Gericht: Oberverwaltungsgericht Nordrhein-Westfalen
Beschluss verkündet am 02.04.2003
Aktenzeichen: 10 B 1572/02
Rechtsgebiete: VwGO


Vorschriften:

VwGO § 80 Abs. 5
VwGO § 80a Abs. 1 Nr. 2
VwGO § 80 Abs. 3
1. Die Baugenehmigung für eine Windkraftanlage muss auf einer Prognose der einschlägigen Immissionsbelastungen bei Nennleistung beruhen, die "auf der sicheren Seite" liegt und gegebenenfalls Sicherheitszuschläge wegen möglicher Serienstreuung, besonders lästiger Auffälligkeiten oder der Richtwirkung der Schallabstrahlung enthält; ob der einschlägige Nachtwert an den relevanten Immissionsorten eingehalten wird, ist durch eine Ausbreitungsrechnung nach dem Alternativen Verfahren gemäß DIN ISO 9613-2 Abschnitt 7.3.2 zu ermitteln (wie OVG NRW, Urteil vom 18.11.2002 - 7 A 2127/00 -).

2. Zu den Beeinträchtigungen, die von einer Windkraftanlage im Hinblick auf bewohnte Grundstücke ausgehen können, gehört möglicherweise auch eine optisch bedrängende Wirkung, welche durch die Höhe moderner Anlagen in Verbindung mit den sich ständig drehenden Rotorblättern hervorgerufen wird.


Tatbestand:

Der Antragsteller wandte sich gegen die der Beigeladenen erteilte Baugenehmigung zur Errichtung einer Windkraftanlage, deren vorgesehener Standort von seinem Wohnhaus etwas mehr als 200 m entfernt liegt. Sowohl das Baugrundstück als auch das Grundstück des Antragstellers sind im Außenbereich gelegen. Die angefochtene Baugenehmigung beinhaltet eine Nebenbestimmung, wonach die Windkraftanlage nur mit einer elektrischen Leistung unterhalb ihrer Nennleistung betrieben werden darf, solange nicht nachgewiesen ist, dass auch bei Nennleistungsbetrieb die einschlägigen Lärmwerte an den maßgeblichen Immissionspunkten eingehalten werden. Das VG ordnete die aufschiebende Wirkung des vom Antragsteller gegen die Baugenehmigung eingelegten Widerspruchs an. Die dagegen gerichteten Beschwerden des Antragsgegners und der Beigeladenen hatten keinen Erfolg.

Gründe:

Die Beschwerde des Beigeladenen ist bereits unzulässig. (Wird ausgeführt). Die Beschwerde des Antragsgegners ist nicht begründet. Aus den in der Beschwerdeschrift dargelegten Gründen, die der Senat gemäß § 146 Abs. 4 Satz 6 VwGO allein zu prüfen hat, ergibt sich nicht, dass die angefochtene Entscheidung des VG im Ergebnis zu ändern und der Antrag des Antragstellers auf Gewährung vorläufigen Rechtsschutzes abzulehnen ist.

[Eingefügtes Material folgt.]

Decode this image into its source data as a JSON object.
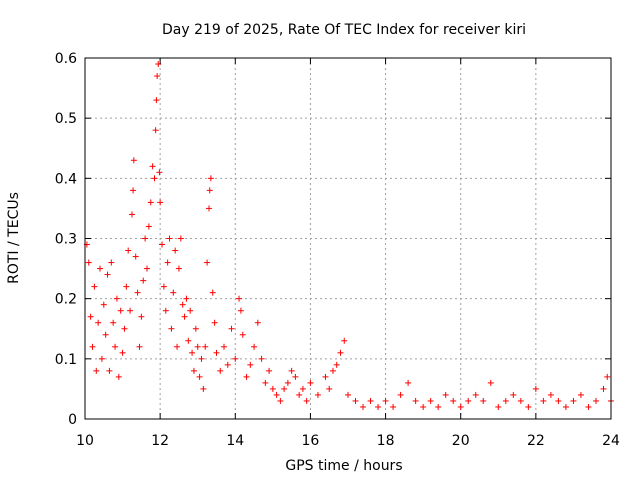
{
  "chart_data": {
    "type": "scatter",
    "title": "Day 219 of 2025, Rate Of TEC Index for receiver kiri",
    "xlabel": "GPS time / hours",
    "ylabel": "ROTI / TECUs",
    "xlim": [
      10,
      24
    ],
    "ylim": [
      0,
      0.6
    ],
    "x_ticks": [
      10,
      12,
      14,
      16,
      18,
      20,
      22,
      24
    ],
    "x_tick_labels": [
      "10",
      "12",
      "14",
      "16",
      "18",
      "20",
      "22",
      "24"
    ],
    "y_ticks": [
      0,
      0.1,
      0.2,
      0.3,
      0.4,
      0.5,
      0.6
    ],
    "y_tick_labels": [
      "0",
      "0.1",
      "0.2",
      "0.3",
      "0.4",
      "0.5",
      "0.6"
    ],
    "grid": true,
    "marker": "+",
    "series": [
      {
        "name": "ROTI",
        "color": "#ff0000",
        "points": [
          [
            10.05,
            0.29
          ],
          [
            10.1,
            0.26
          ],
          [
            10.15,
            0.17
          ],
          [
            10.2,
            0.12
          ],
          [
            10.25,
            0.22
          ],
          [
            10.3,
            0.08
          ],
          [
            10.35,
            0.16
          ],
          [
            10.4,
            0.25
          ],
          [
            10.45,
            0.1
          ],
          [
            10.5,
            0.19
          ],
          [
            10.55,
            0.14
          ],
          [
            10.6,
            0.24
          ],
          [
            10.65,
            0.08
          ],
          [
            10.7,
            0.26
          ],
          [
            10.75,
            0.16
          ],
          [
            10.8,
            0.12
          ],
          [
            10.85,
            0.2
          ],
          [
            10.9,
            0.07
          ],
          [
            10.95,
            0.18
          ],
          [
            11.0,
            0.11
          ],
          [
            11.05,
            0.15
          ],
          [
            11.1,
            0.22
          ],
          [
            11.15,
            0.28
          ],
          [
            11.2,
            0.18
          ],
          [
            11.25,
            0.34
          ],
          [
            11.28,
            0.38
          ],
          [
            11.3,
            0.43
          ],
          [
            11.35,
            0.27
          ],
          [
            11.4,
            0.21
          ],
          [
            11.45,
            0.12
          ],
          [
            11.5,
            0.17
          ],
          [
            11.55,
            0.23
          ],
          [
            11.6,
            0.3
          ],
          [
            11.65,
            0.25
          ],
          [
            11.7,
            0.32
          ],
          [
            11.75,
            0.36
          ],
          [
            11.8,
            0.42
          ],
          [
            11.85,
            0.4
          ],
          [
            11.88,
            0.48
          ],
          [
            11.9,
            0.53
          ],
          [
            11.92,
            0.57
          ],
          [
            11.95,
            0.59
          ],
          [
            11.98,
            0.41
          ],
          [
            12.0,
            0.36
          ],
          [
            12.05,
            0.29
          ],
          [
            12.1,
            0.22
          ],
          [
            12.15,
            0.18
          ],
          [
            12.2,
            0.26
          ],
          [
            12.25,
            0.3
          ],
          [
            12.3,
            0.15
          ],
          [
            12.35,
            0.21
          ],
          [
            12.4,
            0.28
          ],
          [
            12.45,
            0.12
          ],
          [
            12.5,
            0.25
          ],
          [
            12.55,
            0.3
          ],
          [
            12.6,
            0.19
          ],
          [
            12.65,
            0.17
          ],
          [
            12.7,
            0.2
          ],
          [
            12.75,
            0.13
          ],
          [
            12.8,
            0.18
          ],
          [
            12.85,
            0.11
          ],
          [
            12.9,
            0.08
          ],
          [
            12.95,
            0.15
          ],
          [
            13.0,
            0.12
          ],
          [
            13.05,
            0.07
          ],
          [
            13.1,
            0.1
          ],
          [
            13.15,
            0.05
          ],
          [
            13.2,
            0.12
          ],
          [
            13.25,
            0.26
          ],
          [
            13.3,
            0.35
          ],
          [
            13.32,
            0.38
          ],
          [
            13.35,
            0.4
          ],
          [
            13.4,
            0.21
          ],
          [
            13.45,
            0.16
          ],
          [
            13.5,
            0.11
          ],
          [
            13.6,
            0.08
          ],
          [
            13.7,
            0.12
          ],
          [
            13.8,
            0.09
          ],
          [
            13.9,
            0.15
          ],
          [
            14.0,
            0.1
          ],
          [
            14.1,
            0.2
          ],
          [
            14.15,
            0.18
          ],
          [
            14.2,
            0.14
          ],
          [
            14.3,
            0.07
          ],
          [
            14.4,
            0.09
          ],
          [
            14.5,
            0.12
          ],
          [
            14.6,
            0.16
          ],
          [
            14.7,
            0.1
          ],
          [
            14.8,
            0.06
          ],
          [
            14.9,
            0.08
          ],
          [
            15.0,
            0.05
          ],
          [
            15.1,
            0.04
          ],
          [
            15.2,
            0.03
          ],
          [
            15.3,
            0.05
          ],
          [
            15.4,
            0.06
          ],
          [
            15.5,
            0.08
          ],
          [
            15.6,
            0.07
          ],
          [
            15.7,
            0.04
          ],
          [
            15.8,
            0.05
          ],
          [
            15.9,
            0.03
          ],
          [
            16.0,
            0.06
          ],
          [
            16.2,
            0.04
          ],
          [
            16.4,
            0.07
          ],
          [
            16.5,
            0.05
          ],
          [
            16.6,
            0.08
          ],
          [
            16.7,
            0.09
          ],
          [
            16.8,
            0.11
          ],
          [
            16.9,
            0.13
          ],
          [
            17.0,
            0.04
          ],
          [
            17.2,
            0.03
          ],
          [
            17.4,
            0.02
          ],
          [
            17.6,
            0.03
          ],
          [
            17.8,
            0.02
          ],
          [
            18.0,
            0.03
          ],
          [
            18.2,
            0.02
          ],
          [
            18.4,
            0.04
          ],
          [
            18.6,
            0.06
          ],
          [
            18.8,
            0.03
          ],
          [
            19.0,
            0.02
          ],
          [
            19.2,
            0.03
          ],
          [
            19.4,
            0.02
          ],
          [
            19.6,
            0.04
          ],
          [
            19.8,
            0.03
          ],
          [
            20.0,
            0.02
          ],
          [
            20.2,
            0.03
          ],
          [
            20.4,
            0.04
          ],
          [
            20.6,
            0.03
          ],
          [
            20.8,
            0.06
          ],
          [
            21.0,
            0.02
          ],
          [
            21.2,
            0.03
          ],
          [
            21.4,
            0.04
          ],
          [
            21.6,
            0.03
          ],
          [
            21.8,
            0.02
          ],
          [
            22.0,
            0.05
          ],
          [
            22.2,
            0.03
          ],
          [
            22.4,
            0.04
          ],
          [
            22.6,
            0.03
          ],
          [
            22.8,
            0.02
          ],
          [
            23.0,
            0.03
          ],
          [
            23.2,
            0.04
          ],
          [
            23.4,
            0.02
          ],
          [
            23.6,
            0.03
          ],
          [
            23.8,
            0.05
          ],
          [
            23.9,
            0.07
          ],
          [
            24.0,
            0.03
          ]
        ]
      }
    ]
  }
}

Der Antragsgegner behauptet, die Baugenehmigung in ihrer ursprünglichen Form stelle mit der Nebenbestimmung Nr. 17 sicher, dass die genehmigte Windkraftanlage von Be-ginn ihrer Inbetriebnahme an keine schädlichen Umwelteinwirkungen für das Grundstück des Antragstellers hervorrufe. In den Nachtstunden könne durch den von der Windkraftanlage erzeugten Lärm - vorausgesetzt, die Windkraftanlage werde der Baugenehmigung entsprechend betrieben - an dem auf dem Grundstück des Antragstellers gelegenen Immissionspunkt IP 4 maximal ein Schalldruckpegel von 45 dB(A) auftreten.

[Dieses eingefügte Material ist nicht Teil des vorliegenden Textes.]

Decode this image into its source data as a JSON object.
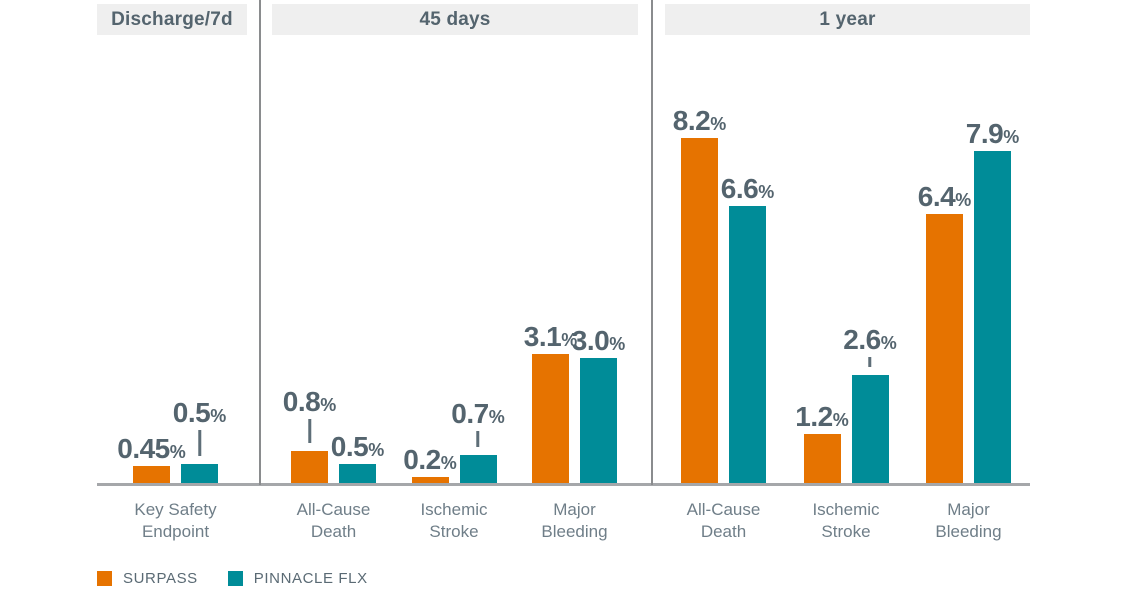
{
  "colors": {
    "surpass": "#E67300",
    "pinnacle": "#008C98",
    "header_bg": "#EFEFEF",
    "header_text": "#54646E",
    "value_text": "#54646E",
    "category_text": "#6F7E88",
    "legend_text": "#5A6A74",
    "divider": "#8A8C8E",
    "axis": "#A5A7AA",
    "leader": "#5E6E78"
  },
  "chart_data": {
    "type": "bar",
    "unit": "%",
    "ylim": [
      0,
      10.7
    ],
    "gridlines": false,
    "legend_position": "bottom-left",
    "series_names": [
      "SURPASS",
      "PINNACLE FLX"
    ],
    "legend": [
      {
        "name": "SURPASS",
        "color": "#E67300"
      },
      {
        "name": "PINNACLE FLX",
        "color": "#008C98"
      }
    ],
    "sections": [
      {
        "header": "Discharge/7d",
        "groups": [
          {
            "category": "Key Safety Endpoint",
            "values": [
              0.45,
              0.5
            ],
            "labels": [
              "0.45%",
              "0.5%"
            ],
            "leaders": [
              0,
              26
            ]
          }
        ]
      },
      {
        "header": "45 days",
        "groups": [
          {
            "category": "All-Cause Death",
            "values": [
              0.8,
              0.5
            ],
            "labels": [
              "0.8%",
              "0.5%"
            ],
            "leaders": [
              24,
              0
            ]
          },
          {
            "category": "Ischemic Stroke",
            "values": [
              0.2,
              0.7
            ],
            "labels": [
              "0.2%",
              "0.7%"
            ],
            "leaders": [
              0,
              16
            ]
          },
          {
            "category": "Major Bleeding",
            "values": [
              3.1,
              3.0
            ],
            "labels": [
              "3.1%",
              "3.0%"
            ],
            "leaders": [
              0,
              0
            ]
          }
        ]
      },
      {
        "header": "1 year",
        "groups": [
          {
            "category": "All-Cause Death",
            "values": [
              8.2,
              6.6
            ],
            "labels": [
              "8.2%",
              "6.6%"
            ],
            "leaders": [
              0,
              0
            ]
          },
          {
            "category": "Ischemic Stroke",
            "values": [
              1.2,
              2.6
            ],
            "labels": [
              "1.2%",
              "2.6%"
            ],
            "leaders": [
              0,
              10
            ]
          },
          {
            "category": "Major Bleeding",
            "values": [
              6.4,
              7.9
            ],
            "labels": [
              "6.4%",
              "7.9%"
            ],
            "leaders": [
              0,
              0
            ]
          }
        ]
      }
    ]
  }
}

Diese Behauptungen treffen nicht zu. Die Nebenbestimmung Nr. 17 stellt nämlich keineswegs sicher, dass der von der geplanten Windkraftanlage in den Nachtstunden am IP 4 verursachte Schalldruckpegel von Beginn der Inbetriebnahme an einen Wert von 45 dB(A) nicht übersteigt. Die von dem Ingenieurbüro R. gefertigte Schallprognose in der geänderten Fassung vom 12.9.2000, auf der die Nebenbestimmung Nr. 17 beruht, stellt keine ausreichend sichere Prognose dar.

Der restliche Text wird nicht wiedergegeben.